Continuous Testing

The key to building quality into our software is making sure we can get fast feedback on the impact of changes. Traditionally, extensive use was made of manual inspection of code changes and manual testing (testers following documentation describing the steps required to test the various functions of the system) in order to demonstrate the correctness of the system. This type of testing was normally done in a phase following “dev complete”. However this strategy have several drawbacks:

  • Manual regression testing takes a long time and is relatively expensive to perform, creating a bottleneck that prevents us releasing software more frequently, and getting feedback to developers weeks (and sometimes months) after they wrote the code being tested.
  • Manual tests and inspections are not very reliable, since people are notoriously poor at performing repetitive tasks such as regression testing manually, and it is extremely hard to predict the impact of a set of changes on a complex software system through inspection.
  • When systems are evolving over time, as is the case in modern software products and services, we have to spend considerable effort updating test documentation to keep it up-to-date.

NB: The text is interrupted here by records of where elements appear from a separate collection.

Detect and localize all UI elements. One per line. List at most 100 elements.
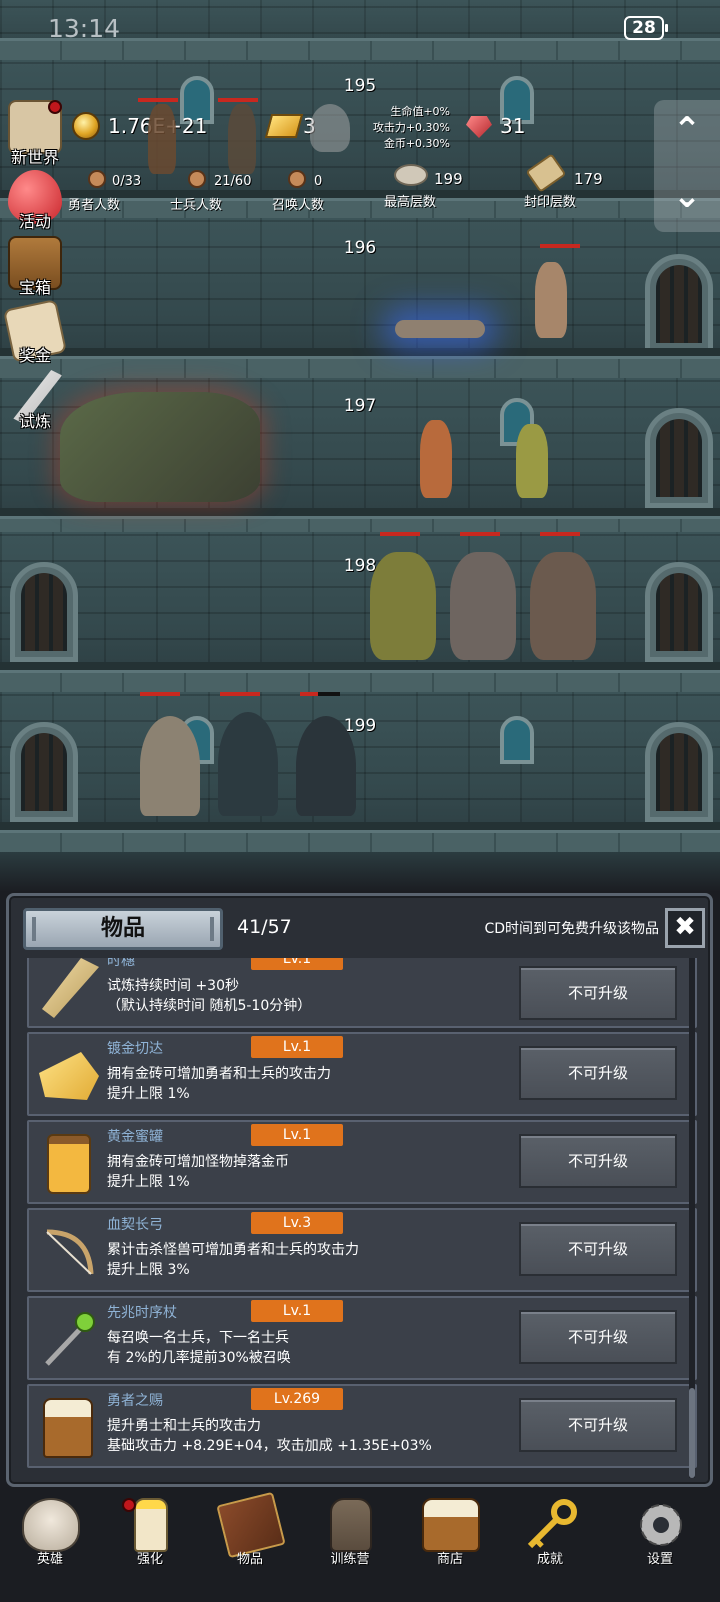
hero-count: 0/33	[112, 174, 142, 189]
bow-icon	[39, 1222, 99, 1282]
item-name: 血契长弓	[107, 1217, 163, 1233]
gold-coin-icon	[72, 112, 100, 140]
clock: 13:14	[48, 14, 121, 43]
summon-count-label: 召唤人数	[272, 198, 325, 213]
side-item-activity[interactable]: 活动	[2, 170, 66, 234]
nav-training-camp[interactable]: 训练营	[300, 1492, 400, 1567]
game-screen: 196 197 198 199 13:14 28 195 生命值+0% 攻击力+…	[0, 0, 720, 1602]
list-item: 黄金蜜罐 Lv.1 拥有金砖可增加怪物掉落金币 提升上限 1% 不可升级	[27, 1120, 697, 1204]
enemy-hp-bar	[540, 244, 580, 248]
nav-label: 英雄	[36, 1552, 63, 1567]
side-item-label: 试炼	[18, 412, 51, 431]
side-item-bonus[interactable]: 奖金	[2, 298, 68, 368]
gate	[645, 722, 713, 822]
gate	[645, 562, 713, 662]
side-item-trial[interactable]: 试炼	[2, 370, 66, 434]
floor-number: 195	[343, 76, 377, 96]
fallen-hero	[228, 104, 256, 174]
buff-attack: 攻击力+0.30%	[372, 121, 450, 134]
close-button[interactable]: ✖	[665, 908, 705, 948]
key-icon	[522, 1498, 580, 1552]
reaper-enemy	[140, 716, 200, 816]
nav-items[interactable]: 物品	[200, 1491, 300, 1567]
fallen-ogre-boss	[60, 392, 260, 502]
skeleton-enemy	[535, 262, 567, 338]
soldier-count-label: 士兵人数	[170, 198, 223, 213]
item-description: 拥有金砖可增加怪物掉落金币 提升上限 1%	[107, 1152, 517, 1192]
window	[500, 716, 534, 764]
scroll-up-button[interactable]: ⌃	[654, 100, 720, 166]
gate	[10, 562, 78, 662]
nav-label: 设置	[646, 1552, 673, 1567]
buff-list: 生命值+0% 攻击力+0.30% 金币+0.30%	[370, 104, 450, 152]
gold-bar-icon	[264, 114, 304, 138]
battery-indicator: 28	[624, 16, 668, 40]
gem-amount: 31	[500, 114, 526, 138]
upgrade-button[interactable]: 不可升级	[519, 1222, 677, 1276]
notification-dot	[48, 100, 62, 114]
item-desc-line: 试炼持续时间 +30秒	[107, 978, 239, 994]
level-badge: Lv.1	[251, 1124, 343, 1146]
cheese-icon	[39, 1052, 99, 1100]
upgrade-button[interactable]: 不可升级	[519, 1134, 677, 1188]
rock-icon	[394, 164, 428, 186]
item-name: 勇者之赐	[107, 1393, 163, 1409]
nav-shop[interactable]: 商店	[400, 1492, 500, 1567]
side-item-new-world[interactable]: 新世界	[2, 100, 66, 167]
upgrade-button[interactable]: 不可升级	[519, 1398, 677, 1452]
nav-enhance[interactable]: 强化	[100, 1492, 200, 1567]
scrollbar-thumb[interactable]	[689, 1388, 695, 1478]
staff-icon	[39, 1310, 99, 1370]
honey-jar-icon	[47, 1134, 91, 1194]
item-desc-line: 提升上限 1%	[107, 1086, 190, 1102]
mage-hero	[420, 420, 452, 498]
item-desc-line: （默认持续时间 随机5-10分钟）	[107, 998, 312, 1014]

In order to build quality in to software, we need to adopt a different approach. Our goal is to run many different types of tests—both manual and automated—continually throughout the delivery process. The types of tests we want to run are nicely laid out the quadrant diagram created by Brian Marick, below:

Once we have continuous integration and test automation in place, we create a deployment pipeline (the key pattern in continuous delivery). In the deployment pipeline pattern, every change runs a build that a) creates packages that can be deployed to any environment and b) runs unit tests (and possibly other tasks such as static analysis), giving feedback to developers in the space of a few minutes. Packages that pass this set of tests have more comprehensive automated acceptance tests run against them. Once we have packages that pass all the automated tests, they are available for self-service deplyment to other environments for activities such as exploratory testing, usability testing, and ultimately release. Complex products and services may have sophisticated deployment pipelines; a simple, linear pipeline is shown below:

In the deployment pipeline, every change is effectively a release candidate. The job of the deployment pipeline is to catch known issues. If we can’t detect any known problems, we should feel totally comfortable releasing any packages that have gone through it. If we aren’t, or if we discover defects later, it means we need to improve our pipeline, perhaps adding or updating some tests.

Our goal should be to find problems as soon as possible, and make the lead time from check-in to release as short as possible. Thus we want to parallelize the activities in the deployment pipeline, not have many stages executing in series. There is also a feedback process: if we discover bugs in exploratory testing, we should be looking to improve our automated tests. If we discover a defect in the acceptance tests, we should be looking to improve our unit tests (most of our defects should be discovered through unit testing).

Get started by building a skeleton deployment pipeline—create a single unit test, a single acceptance test, an automated deployment script that stands up an exploratory testing envrionment, and thread them together. Then increase test coverage and extend your deployment pipeline as your product or service evolves.



Does continuous delivery mean firing all our testers?

No. Testers have a unique perspective on the system—they understand how users interact with it. I recommend having testers pair alongside developers (in person) to help them create and evolve the suites of automated tests. This way, developers get to understand the testers’ perspective, and testers can start to learn test automation. Testers should also be performing exploratory testing continuously as part of their work. Certainly, testers will have to learn new skills—but that is true of anybody working in our industry.

Should we be automating all of our tests?

No. As shown in the quadrant diagram, there are still important manual activities such as exploratory testing and usability testing (although automation can help with these activities, it can’t replace people). We should be aiming to bring all test activities, including security testing, into the development process and performing them continually from the beginning of the software delivery lifecycle for every product and service we build.

Should I stop and automate all of my manual tests right now?

No. Start by writing a couple of automated tests—the ones that validate the most important functionality in the system. Get those running on every commit. Then the rule is to add new tests to cover new functionality that is added, and functionality that is being changed. Over time, you will evolve a comprehensive suite of automated tests. In general, it’s better to have 20 tests that run quickly and are trusted by the team than 2,000 tests that are flaky and constantly failing and which are ignored by the team.

Who is responsible for the automated tests?

The whole team. In particular, developers should be involved in creating and maintaining the automated tests, and should stop what they are doing and fix them whenever there is a failure. This is essential because it teaches developers how to write testable software. When automated tests are created and maintained by a different group from the developers, there is no force acting on the developers to help them write software that is easy to test. Retrofitting automated tests onto such systems is painful and expensive, and poorly designed software that is hard to test is a major factor contributing to automated test suites that are expensive to maintain.